La tension ne retombe pas entre Dakar et Rabat après les incidents survenus lors de la finale de la Coupe d’Afrique des Nations. Jeudi dernier, la justice marocaine a condamné 18 supporters sénégalais à des peines allant de trois mois à un an de prison, à la suite des troubles enregistrés au stade Stade Moulaye Abdallah.
Plus d’un mois après les faits, et près d’un mois après sa visite de travail au Maroc, le Premier ministre sénégalais Ousmane Sonko est sorti de son silence.

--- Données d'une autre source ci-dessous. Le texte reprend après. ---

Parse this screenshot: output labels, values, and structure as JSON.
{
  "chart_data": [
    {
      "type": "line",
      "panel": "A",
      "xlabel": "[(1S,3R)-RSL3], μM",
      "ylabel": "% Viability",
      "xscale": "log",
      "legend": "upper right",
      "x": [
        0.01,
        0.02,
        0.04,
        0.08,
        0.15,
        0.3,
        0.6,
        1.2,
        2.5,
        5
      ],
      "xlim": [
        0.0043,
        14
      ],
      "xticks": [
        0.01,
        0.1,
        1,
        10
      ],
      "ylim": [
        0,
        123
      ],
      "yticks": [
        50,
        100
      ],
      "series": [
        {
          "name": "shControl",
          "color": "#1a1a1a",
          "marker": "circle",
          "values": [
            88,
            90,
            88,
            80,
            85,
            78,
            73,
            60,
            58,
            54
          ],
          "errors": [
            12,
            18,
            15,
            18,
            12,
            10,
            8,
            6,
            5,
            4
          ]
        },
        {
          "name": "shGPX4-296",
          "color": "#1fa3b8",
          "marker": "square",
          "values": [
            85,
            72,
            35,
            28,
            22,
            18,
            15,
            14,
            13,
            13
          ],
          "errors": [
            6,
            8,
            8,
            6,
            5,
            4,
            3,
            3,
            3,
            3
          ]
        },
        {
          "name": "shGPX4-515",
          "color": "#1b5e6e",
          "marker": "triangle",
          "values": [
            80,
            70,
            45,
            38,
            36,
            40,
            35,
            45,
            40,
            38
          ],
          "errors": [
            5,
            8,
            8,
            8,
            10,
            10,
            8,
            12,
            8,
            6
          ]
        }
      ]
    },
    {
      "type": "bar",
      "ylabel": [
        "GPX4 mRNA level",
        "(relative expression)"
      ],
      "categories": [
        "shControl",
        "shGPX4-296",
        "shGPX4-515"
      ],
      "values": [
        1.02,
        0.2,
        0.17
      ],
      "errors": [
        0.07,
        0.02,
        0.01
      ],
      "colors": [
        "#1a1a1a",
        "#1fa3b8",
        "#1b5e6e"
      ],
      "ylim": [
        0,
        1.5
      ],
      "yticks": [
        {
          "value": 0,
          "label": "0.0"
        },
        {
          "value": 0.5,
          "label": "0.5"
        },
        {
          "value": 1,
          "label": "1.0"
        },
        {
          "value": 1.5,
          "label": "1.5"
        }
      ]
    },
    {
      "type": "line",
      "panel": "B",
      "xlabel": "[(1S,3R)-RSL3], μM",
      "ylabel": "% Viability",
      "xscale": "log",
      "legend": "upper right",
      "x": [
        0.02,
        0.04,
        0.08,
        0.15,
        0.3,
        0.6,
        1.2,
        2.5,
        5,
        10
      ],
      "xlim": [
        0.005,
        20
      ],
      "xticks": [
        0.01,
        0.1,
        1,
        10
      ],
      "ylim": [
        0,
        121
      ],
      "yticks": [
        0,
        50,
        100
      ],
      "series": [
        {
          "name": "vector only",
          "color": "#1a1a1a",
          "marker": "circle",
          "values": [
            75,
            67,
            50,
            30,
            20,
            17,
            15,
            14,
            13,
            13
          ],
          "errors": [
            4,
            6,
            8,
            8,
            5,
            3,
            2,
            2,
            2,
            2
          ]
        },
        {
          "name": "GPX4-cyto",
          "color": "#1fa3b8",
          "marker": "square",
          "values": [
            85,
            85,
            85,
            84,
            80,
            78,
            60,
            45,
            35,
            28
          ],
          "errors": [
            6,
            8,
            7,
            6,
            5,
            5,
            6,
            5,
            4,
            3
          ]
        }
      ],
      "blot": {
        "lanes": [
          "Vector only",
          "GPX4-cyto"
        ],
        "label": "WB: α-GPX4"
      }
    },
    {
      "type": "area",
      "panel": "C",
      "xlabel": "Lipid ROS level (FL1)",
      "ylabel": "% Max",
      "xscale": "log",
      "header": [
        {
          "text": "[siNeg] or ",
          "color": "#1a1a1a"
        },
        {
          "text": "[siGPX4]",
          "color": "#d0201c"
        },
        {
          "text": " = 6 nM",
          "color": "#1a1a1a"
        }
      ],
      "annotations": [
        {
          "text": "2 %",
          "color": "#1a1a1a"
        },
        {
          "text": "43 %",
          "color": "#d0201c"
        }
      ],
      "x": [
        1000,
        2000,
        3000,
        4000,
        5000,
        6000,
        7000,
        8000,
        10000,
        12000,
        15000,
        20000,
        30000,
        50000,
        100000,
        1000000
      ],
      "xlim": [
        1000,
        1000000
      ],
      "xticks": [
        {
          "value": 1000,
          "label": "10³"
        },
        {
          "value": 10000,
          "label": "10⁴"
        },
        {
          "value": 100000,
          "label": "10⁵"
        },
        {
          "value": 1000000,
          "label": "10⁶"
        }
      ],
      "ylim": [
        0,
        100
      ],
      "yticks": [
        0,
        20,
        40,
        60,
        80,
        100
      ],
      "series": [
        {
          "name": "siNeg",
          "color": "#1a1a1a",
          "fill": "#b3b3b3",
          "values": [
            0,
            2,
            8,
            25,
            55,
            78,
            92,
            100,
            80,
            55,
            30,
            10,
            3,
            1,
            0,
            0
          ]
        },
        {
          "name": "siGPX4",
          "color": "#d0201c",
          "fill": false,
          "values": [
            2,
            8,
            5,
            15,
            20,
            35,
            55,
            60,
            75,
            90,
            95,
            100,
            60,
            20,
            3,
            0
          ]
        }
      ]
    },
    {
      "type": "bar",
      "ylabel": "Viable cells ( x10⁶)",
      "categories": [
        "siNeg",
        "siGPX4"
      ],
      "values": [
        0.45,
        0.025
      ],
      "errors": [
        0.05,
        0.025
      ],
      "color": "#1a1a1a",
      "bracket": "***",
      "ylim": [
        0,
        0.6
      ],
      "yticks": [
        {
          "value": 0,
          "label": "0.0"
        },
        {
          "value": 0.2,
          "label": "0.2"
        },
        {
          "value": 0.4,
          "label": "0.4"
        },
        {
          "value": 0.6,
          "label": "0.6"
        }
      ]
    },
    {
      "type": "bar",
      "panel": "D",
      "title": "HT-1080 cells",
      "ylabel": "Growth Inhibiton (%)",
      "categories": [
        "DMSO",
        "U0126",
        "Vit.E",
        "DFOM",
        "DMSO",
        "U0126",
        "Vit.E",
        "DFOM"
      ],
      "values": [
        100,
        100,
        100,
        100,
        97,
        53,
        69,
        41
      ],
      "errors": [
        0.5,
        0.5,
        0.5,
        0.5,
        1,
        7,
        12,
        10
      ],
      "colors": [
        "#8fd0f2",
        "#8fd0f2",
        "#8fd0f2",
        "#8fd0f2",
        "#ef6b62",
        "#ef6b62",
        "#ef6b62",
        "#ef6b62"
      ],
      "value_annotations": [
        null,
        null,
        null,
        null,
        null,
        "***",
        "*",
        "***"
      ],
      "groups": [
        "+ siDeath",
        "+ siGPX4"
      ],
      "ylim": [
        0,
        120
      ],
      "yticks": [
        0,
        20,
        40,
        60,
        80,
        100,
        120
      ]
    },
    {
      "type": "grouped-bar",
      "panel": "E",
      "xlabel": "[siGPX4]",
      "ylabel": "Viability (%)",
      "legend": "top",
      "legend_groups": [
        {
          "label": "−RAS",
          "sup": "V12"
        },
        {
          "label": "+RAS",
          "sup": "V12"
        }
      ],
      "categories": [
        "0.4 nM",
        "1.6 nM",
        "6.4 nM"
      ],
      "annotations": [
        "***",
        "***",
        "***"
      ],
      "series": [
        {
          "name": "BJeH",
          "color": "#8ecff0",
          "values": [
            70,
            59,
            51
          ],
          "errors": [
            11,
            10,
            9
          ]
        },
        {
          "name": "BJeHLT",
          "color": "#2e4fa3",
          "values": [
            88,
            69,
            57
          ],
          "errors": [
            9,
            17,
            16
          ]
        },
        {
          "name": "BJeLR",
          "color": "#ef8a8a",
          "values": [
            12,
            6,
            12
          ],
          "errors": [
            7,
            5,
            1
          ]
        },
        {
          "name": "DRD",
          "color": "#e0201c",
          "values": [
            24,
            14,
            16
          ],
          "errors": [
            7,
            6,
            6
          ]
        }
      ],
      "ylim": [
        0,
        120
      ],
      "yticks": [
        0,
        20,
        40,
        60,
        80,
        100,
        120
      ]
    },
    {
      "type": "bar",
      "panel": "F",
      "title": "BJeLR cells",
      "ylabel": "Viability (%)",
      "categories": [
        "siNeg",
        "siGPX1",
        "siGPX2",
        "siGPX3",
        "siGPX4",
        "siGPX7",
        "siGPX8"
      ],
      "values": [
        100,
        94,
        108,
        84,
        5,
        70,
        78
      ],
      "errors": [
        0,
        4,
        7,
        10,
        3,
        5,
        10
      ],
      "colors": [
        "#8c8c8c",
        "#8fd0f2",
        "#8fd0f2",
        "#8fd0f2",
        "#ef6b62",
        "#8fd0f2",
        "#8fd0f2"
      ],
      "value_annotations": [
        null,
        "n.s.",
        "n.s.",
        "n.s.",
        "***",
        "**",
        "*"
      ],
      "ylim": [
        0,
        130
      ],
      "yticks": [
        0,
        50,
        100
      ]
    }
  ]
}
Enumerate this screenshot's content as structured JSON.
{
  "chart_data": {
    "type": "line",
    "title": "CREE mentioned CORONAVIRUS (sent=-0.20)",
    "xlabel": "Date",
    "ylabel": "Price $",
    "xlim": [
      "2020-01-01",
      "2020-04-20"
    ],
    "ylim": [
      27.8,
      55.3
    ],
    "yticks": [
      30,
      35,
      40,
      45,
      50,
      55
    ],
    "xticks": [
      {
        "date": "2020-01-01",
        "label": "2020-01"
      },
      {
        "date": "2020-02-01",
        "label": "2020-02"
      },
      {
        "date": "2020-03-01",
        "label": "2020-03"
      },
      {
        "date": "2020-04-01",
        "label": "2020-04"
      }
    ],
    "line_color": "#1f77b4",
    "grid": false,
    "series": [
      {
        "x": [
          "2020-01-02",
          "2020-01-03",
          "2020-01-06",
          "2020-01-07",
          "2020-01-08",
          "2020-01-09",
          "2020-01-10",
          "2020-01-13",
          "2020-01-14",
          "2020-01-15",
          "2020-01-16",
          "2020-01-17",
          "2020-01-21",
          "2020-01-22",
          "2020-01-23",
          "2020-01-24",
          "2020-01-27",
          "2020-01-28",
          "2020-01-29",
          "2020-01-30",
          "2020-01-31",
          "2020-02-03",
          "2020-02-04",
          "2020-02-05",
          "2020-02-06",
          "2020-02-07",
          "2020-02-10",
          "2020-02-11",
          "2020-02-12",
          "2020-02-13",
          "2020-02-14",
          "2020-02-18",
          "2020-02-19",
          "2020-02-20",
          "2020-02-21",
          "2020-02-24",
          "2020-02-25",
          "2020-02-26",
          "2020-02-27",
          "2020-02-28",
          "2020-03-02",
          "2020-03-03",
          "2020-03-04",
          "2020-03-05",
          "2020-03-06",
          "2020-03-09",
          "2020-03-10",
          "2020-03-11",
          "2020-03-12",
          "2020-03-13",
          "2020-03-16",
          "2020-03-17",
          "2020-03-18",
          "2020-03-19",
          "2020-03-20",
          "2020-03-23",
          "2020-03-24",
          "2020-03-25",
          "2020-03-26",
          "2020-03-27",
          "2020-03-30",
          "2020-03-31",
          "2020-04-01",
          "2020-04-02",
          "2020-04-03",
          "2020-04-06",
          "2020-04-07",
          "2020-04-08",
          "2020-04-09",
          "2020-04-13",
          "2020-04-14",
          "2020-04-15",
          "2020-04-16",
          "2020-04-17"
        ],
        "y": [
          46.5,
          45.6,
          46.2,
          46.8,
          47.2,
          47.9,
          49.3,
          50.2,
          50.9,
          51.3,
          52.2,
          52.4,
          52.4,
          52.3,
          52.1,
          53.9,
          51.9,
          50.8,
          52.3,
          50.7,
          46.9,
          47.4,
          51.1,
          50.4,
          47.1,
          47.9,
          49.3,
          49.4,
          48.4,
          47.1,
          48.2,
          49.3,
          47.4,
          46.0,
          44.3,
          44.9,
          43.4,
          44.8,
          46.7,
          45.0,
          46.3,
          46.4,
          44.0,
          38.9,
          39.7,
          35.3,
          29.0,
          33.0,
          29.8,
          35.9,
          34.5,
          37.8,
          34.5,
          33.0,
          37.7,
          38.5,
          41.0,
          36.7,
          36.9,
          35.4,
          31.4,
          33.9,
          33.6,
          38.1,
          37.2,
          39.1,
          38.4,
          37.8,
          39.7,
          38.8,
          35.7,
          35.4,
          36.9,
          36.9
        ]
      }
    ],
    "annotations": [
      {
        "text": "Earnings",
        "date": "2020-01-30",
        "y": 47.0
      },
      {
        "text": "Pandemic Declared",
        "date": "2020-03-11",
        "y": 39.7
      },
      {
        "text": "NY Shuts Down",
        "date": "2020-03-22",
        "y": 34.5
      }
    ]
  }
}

S’exprimant ce mardi 24 février 2026 devant les députés de l’Assemblée nationale du Sénégal lors d’une séance de questions d’actualité, le chef du gouvernement a affiché sa désolation.
« Nous avons vraiment fait tout ce qui était en notre pouvoir. Mais cette affaire dépasse le cadre du sport, il faut le dire clairement. Au vu des relations entre les deux pays, cela ne devrait pas se passer ainsi », a-t-il déclaré.
Visiblement affecté par l’évolution du dossier, Ousmane Sonko a dénoncé une situation qu’il juge disproportionnée : « Nous sommes profondément déçus et nous le dénonçons, car le sport est indissociable de la passion ».
Pour étayer son propos, le Premier ministre a rappelé un précédent survenu lors des Jeux olympiques en France, où des supporters marocains avaient envahi un stade, provoquant l’interruption d’un match pendant près de deux heures, avant une reprise à huis clos.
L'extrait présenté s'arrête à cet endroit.